Second, as the FOMC surveyed the economic landscape, including both the state of the economy and its own policy rate (which was 5.25% to 5.5% before the September meeting), it concluded that the employment part of its dual mandate was in greater peril than the inflation part. This is despite its Sept. 18 statement claiming that “the risks . . . are roughly in balance."
Why do I say this? To be sure, neither of these two risks looks either large or imminent right now. The 12-month inflation rate, as measured by the Fed’s preferred personal consumption expenditures price index, has decreased from a peak of 7.1% in June 2022 to 2.5% at the latest reading, leaving the Fed within shouting distance of its 2% target.
The unemployment rate, which bottomed out at 3.4% in January 2023, has drifted slowly back up to 4.2%. But that’s still gratifyingly low by historical standards and happens to match precisely the Fed’s current estimate of the unemployment rate corresponding to “full employment."
Put these inflation and unemployment numbers together, and the Fed has just about achieved the legendary “soft landing." But one important variable remains out of whack: the Fed’s policy rate. Even after the 50-basis-point cut, the real federal-funds rate stands around 2.4% (4.9% minus 2.5% inflation). While estimates differ, almost no one believes the “neutral" funds rate—commonly called r*—is that high. The Fed’s own median estimate is 0.9%. So by that crude measure, it still has about 150 basis points of rate-cutting to go—and more if inflation keeps falling.
Third, opting for the more aggressive 50 basis points tells us that Powell and company weren’t cowed by Donald Trump. The FOMC isn’t a politically attuned bunch, and its decisions aren’t politically motivated. But members had to know Mr. Trump would be unhappy with the larger rate cut and would likely accuse them of putting a thumb on the scale in favor of Kamala Harris. The former president did that, but in highly muted fashion by Trump standards. His attention seemed to be elsewhere (maybe in Springfield, Ohio?).

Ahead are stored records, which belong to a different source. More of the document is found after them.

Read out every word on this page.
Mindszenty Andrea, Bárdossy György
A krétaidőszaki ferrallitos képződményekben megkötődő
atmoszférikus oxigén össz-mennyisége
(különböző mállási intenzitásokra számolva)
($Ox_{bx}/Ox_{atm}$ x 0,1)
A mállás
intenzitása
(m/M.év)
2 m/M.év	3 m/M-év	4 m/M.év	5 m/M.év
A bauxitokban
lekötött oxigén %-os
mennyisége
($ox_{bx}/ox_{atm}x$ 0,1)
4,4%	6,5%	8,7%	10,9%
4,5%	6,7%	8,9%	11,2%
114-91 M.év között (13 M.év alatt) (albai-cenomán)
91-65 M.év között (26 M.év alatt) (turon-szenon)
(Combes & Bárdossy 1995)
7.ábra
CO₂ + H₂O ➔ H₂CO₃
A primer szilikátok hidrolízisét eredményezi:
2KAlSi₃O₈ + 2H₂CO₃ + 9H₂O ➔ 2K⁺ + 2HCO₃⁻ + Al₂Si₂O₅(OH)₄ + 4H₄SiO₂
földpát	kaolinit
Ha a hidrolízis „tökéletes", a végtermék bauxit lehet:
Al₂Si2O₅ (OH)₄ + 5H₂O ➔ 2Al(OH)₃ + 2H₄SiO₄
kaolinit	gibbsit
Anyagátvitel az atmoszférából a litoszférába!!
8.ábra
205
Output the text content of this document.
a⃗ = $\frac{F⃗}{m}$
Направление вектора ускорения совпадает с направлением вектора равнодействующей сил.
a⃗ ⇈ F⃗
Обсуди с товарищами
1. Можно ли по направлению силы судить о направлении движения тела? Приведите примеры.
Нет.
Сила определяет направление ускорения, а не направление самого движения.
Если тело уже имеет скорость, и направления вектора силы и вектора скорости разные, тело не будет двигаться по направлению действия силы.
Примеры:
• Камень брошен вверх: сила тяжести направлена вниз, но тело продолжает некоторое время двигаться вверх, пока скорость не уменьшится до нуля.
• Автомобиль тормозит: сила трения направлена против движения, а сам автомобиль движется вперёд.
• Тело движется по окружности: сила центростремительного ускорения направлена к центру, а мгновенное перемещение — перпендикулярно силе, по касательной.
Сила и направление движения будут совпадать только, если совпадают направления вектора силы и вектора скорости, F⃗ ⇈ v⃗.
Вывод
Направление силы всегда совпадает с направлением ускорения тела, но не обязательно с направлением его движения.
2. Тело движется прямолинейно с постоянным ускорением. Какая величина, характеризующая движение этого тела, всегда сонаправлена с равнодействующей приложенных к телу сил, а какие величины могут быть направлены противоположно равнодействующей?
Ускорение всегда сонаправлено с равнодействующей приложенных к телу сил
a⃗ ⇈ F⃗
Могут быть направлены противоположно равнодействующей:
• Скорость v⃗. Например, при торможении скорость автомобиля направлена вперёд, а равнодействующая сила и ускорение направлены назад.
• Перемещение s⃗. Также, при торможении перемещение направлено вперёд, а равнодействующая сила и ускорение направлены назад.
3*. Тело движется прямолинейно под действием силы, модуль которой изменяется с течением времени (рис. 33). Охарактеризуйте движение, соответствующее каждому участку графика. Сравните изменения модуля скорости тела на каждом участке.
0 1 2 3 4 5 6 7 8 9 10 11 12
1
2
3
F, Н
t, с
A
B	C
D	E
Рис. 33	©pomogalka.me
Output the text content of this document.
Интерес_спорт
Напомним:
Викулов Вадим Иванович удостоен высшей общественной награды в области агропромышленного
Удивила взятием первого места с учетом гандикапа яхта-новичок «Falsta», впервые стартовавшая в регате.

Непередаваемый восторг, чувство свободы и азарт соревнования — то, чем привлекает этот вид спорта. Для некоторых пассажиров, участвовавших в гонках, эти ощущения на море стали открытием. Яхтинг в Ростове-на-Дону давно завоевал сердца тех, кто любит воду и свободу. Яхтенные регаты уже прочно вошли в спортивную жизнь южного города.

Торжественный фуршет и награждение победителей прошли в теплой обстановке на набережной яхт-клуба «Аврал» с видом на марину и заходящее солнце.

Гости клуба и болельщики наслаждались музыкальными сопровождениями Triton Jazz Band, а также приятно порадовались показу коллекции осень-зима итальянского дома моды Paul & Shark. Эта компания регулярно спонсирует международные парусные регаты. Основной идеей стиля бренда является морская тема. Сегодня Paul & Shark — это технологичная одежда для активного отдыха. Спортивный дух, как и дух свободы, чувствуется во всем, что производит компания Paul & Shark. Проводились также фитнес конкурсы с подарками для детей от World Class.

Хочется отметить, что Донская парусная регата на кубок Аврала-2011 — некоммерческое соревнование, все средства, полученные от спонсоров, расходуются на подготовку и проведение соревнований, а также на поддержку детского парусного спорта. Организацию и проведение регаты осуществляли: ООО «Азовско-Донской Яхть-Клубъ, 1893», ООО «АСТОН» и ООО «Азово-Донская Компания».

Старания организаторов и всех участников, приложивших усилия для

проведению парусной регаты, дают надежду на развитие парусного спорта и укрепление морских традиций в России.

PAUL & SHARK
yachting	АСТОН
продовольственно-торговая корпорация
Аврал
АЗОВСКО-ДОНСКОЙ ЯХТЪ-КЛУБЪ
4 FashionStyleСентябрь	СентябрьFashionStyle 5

In any case, Mr. Powell certainly understands, as Mr. Trump may not, that a September rate cut will have only minimal effects on the economy by November.
Before last week, I wondered whether the Fed would cut rates again on Nov. 6. That’s the day after Election Day, and we may not even know who won by then. Political tensions will likely be running high—or worse. In an environment like that, the Fed would rather keep its head down.
But given the Sept. 18 decision, another rate cut on Nov. 6 now seems likely—unless the data dictate otherwise.
Mr. Blinder is a professor of economics and public affairs at Princeton. He served as vice chairman of the Federal Reserve, 1994-96.